2026.05.15 / School Project / CS675 / Group project / Computer vision
Adapting Vision GNN SAR Iceberg Imagery Classification
A group project for CS675 — we explored Vision Graph Neural Networks (ViG) for patch-level classification on Antarctic SAR imagery.
Abstract
Increasing our understanding of iceberg and glacier processes — calving, drifting, fragmentation, and melting — is essential to climate science, improved climate modeling, and iceberg dynamics. These processes provide indicators of global temperature shifts, sea level rise, and ecosystem changes.
Synthetic Aperture Radar (SAR) has become a widely used tool for monitoring these phenomena due to its ability to capture high-resolution images regardless of weather or lighting conditions. Recent advances in deep learning have enabled automated analysis of SAR imagery, with Convolutional Neural Networks (CNNs) commonly used for detection and classification. However, CNNs are inherently limited by their grid-based structure, which may not fully capture the irregular spatial relationships present in SAR imagery.

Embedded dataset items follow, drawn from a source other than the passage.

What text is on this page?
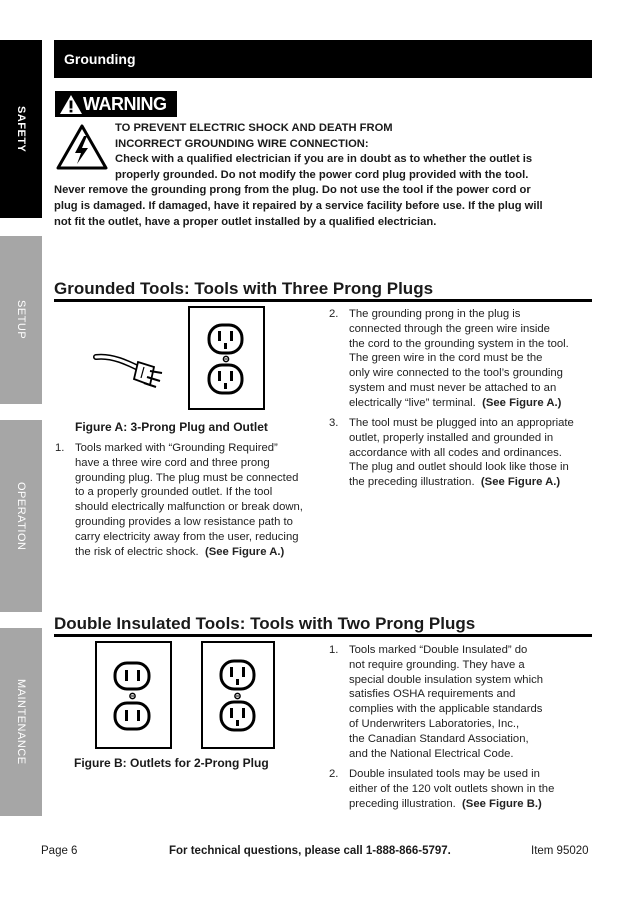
SAFETY
SETUP
OPERATION
MAINTENANCE
Grounding
WARNING
TO PREVENT ELECTRIC SHOCK AND DEATH FROM
INCORRECT GROUNDING WIRE CONNECTION:
Check with a qualified electrician if you are in doubt as to whether the outlet is
properly grounded. Do not modify the power cord plug provided with the tool.
Never remove the grounding prong from the plug. Do not use the tool if the power cord or
plug is damaged. If damaged, have it repaired by a service facility before use. If the plug will
not fit the outlet, have a proper outlet installed by a qualified electrician.
Grounded Tools: Tools with Three Prong Plugs
Figure A: 3-Prong Plug and Outlet
1. Tools marked with “Grounding Required”
have a three wire cord and three prong
grounding plug. The plug must be connected
to a properly grounded outlet. If the tool
should electrically malfunction or break down,
grounding provides a low resistance path to
carry electricity away from the user, reducing
the risk of electric shock. (See Figure A.)
2. The grounding prong in the plug is
connected through the green wire inside
the cord to the grounding system in the tool.
The green wire in the cord must be the
only wire connected to the tool’s grounding
system and must never be attached to an
electrically “live” terminal. (See Figure A.)
3. The tool must be plugged into an appropriate
outlet, properly installed and grounded in
accordance with all codes and ordinances.
The plug and outlet should look like those in
the preceding illustration. (See Figure A.)
Double Insulated Tools: Tools with Two Prong Plugs
Figure B: Outlets for 2-Prong Plug
1. Tools marked “Double Insulated” do
not require grounding. They have a
special double insulation system which
satisfies OSHA requirements and
complies with the applicable standards
of Underwriters Laboratories, Inc.,
the Canadian Standard Association,
and the National Electrical Code.
2. Double insulated tools may be used in
either of the 120 volt outlets shown in the
preceding illustration. (See Figure B.)
Page 6	For technical questions, please call 1-888-866-5797.	Item 95020
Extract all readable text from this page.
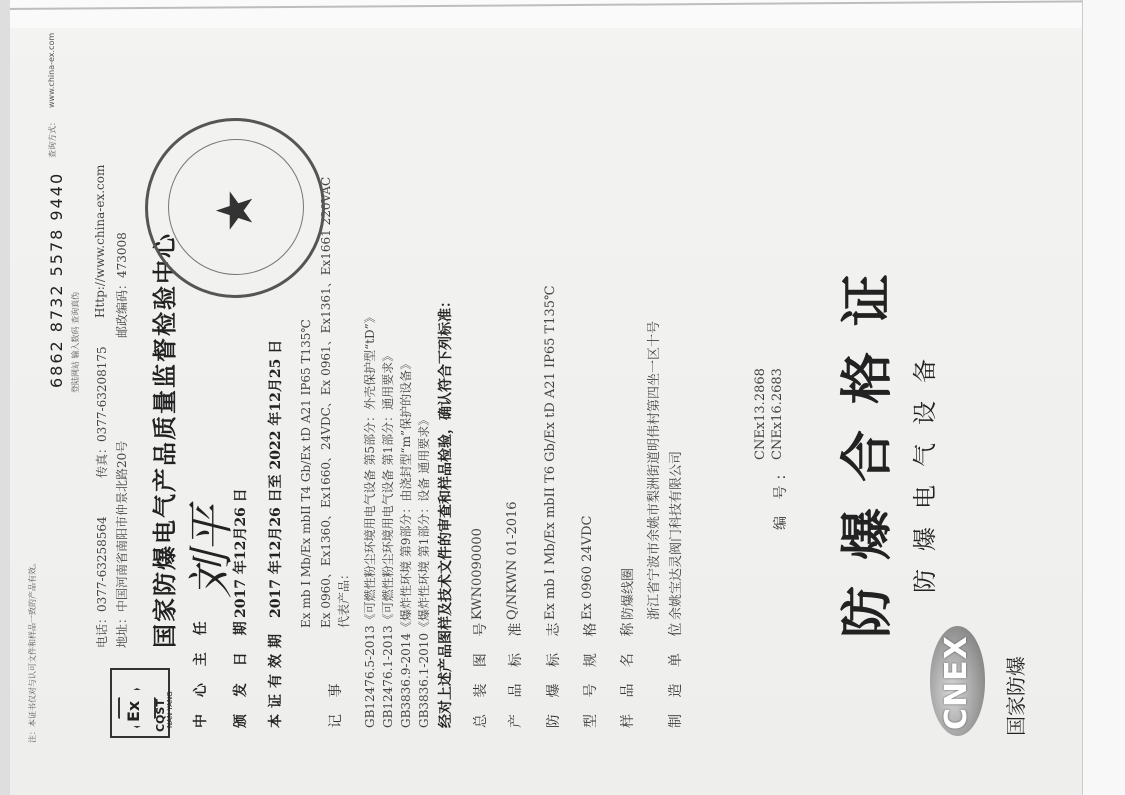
CNEX 国家防爆
防爆电气设备
防爆合格证
编 号:
CNEx16.2683
CNEx13.2868
制 造 单 位
余姚宝达灵阀门科技有限公司
浙江省宁波市余姚市梨洲街道明伟村第四坐一区十号
样 品 名 称
防爆线圈
型 号 规 格
Ex 0960 24VDC
防 爆 标 志
Ex mb I Mb/Ex mbII T6 Gb/Ex tD A21 IP65 T135℃
产 品 标 准
Q/NKWN 01-2016
总 装 图 号
KWN0090000
经对上述产品图样及技术文件的审查和样品检验，确认符合下列标准：
GB3836.1-2010《爆炸性环境 第1部分：设备 通用要求》
GB3836.9-2014《爆炸性环境 第9部分：由浇封型“m”保护的设备》
GB12476.1-2013《可燃性粉尘环境用电气设备 第1部分：通用要求》
GB12476.5-2013《可燃性粉尘环境用电气设备 第5部分：外壳保护型“tD”》
记 事
代表产品：
Ex 0960、Ex1360、Ex1660、24VDC、Ex 0961、Ex1361、Ex1661 220VAC
Ex mb I Mb/Ex mbII T4 Gb/Ex tD A21 IP65 T135℃
本证有效期
2017 年12月26 日至 2022 年12月25 日
颁 发 日 期
2017 年12月26 日
中 心 主 任
刘平
Ex CQST NAN YANG
国家防爆电气产品质量监督检验中心
地址：中国河南省南阳市仲景北路20号
邮政编码：473008
电话：0377-63258564
传真：0377-63208175
Http://www.china-ex.com
登陆网站 输入数码 查询真伪
6862 8732 5578 9440
查询方式：
www.china-ex.com
★
注：本证书仅对与认可文件和样品一致的产品有效。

Vision Graph Neural Networks (ViG) provide an alternative by representing images as graphs of interconnected patches, allowing more flexible modeling of spatial dependencies. In this work, we investigate whether ViG can effectively perform patch-level classification on Antarctic SAR imagery and create a foundation for future work in understanding iceberg dynamics.
Training strategies
We compared two ways to adapt the same ImageNet-pretrained ViG model for dense patch-level classification — same architecture, same grid of per-cell class predictions, only the training pipeline differed. The Baseline fine-tunes directly on labeled SAR patches with cross-entropy loss, learning SAR-specific features from supervision alone. The Deluxe strategy adds a self-supervised pretraining stage on unlabeled SAR data first, using a pixel reconstruction objective (MSE) to nudge the model toward SAR texture and intensity patterns, then runs the same supervised fine-tuning step. The idea is to separate representation learning from class discrimination — though reconstruction can favor pixel fidelity over semantic separation, which may hurt when classes like ice and ocean look visually similar.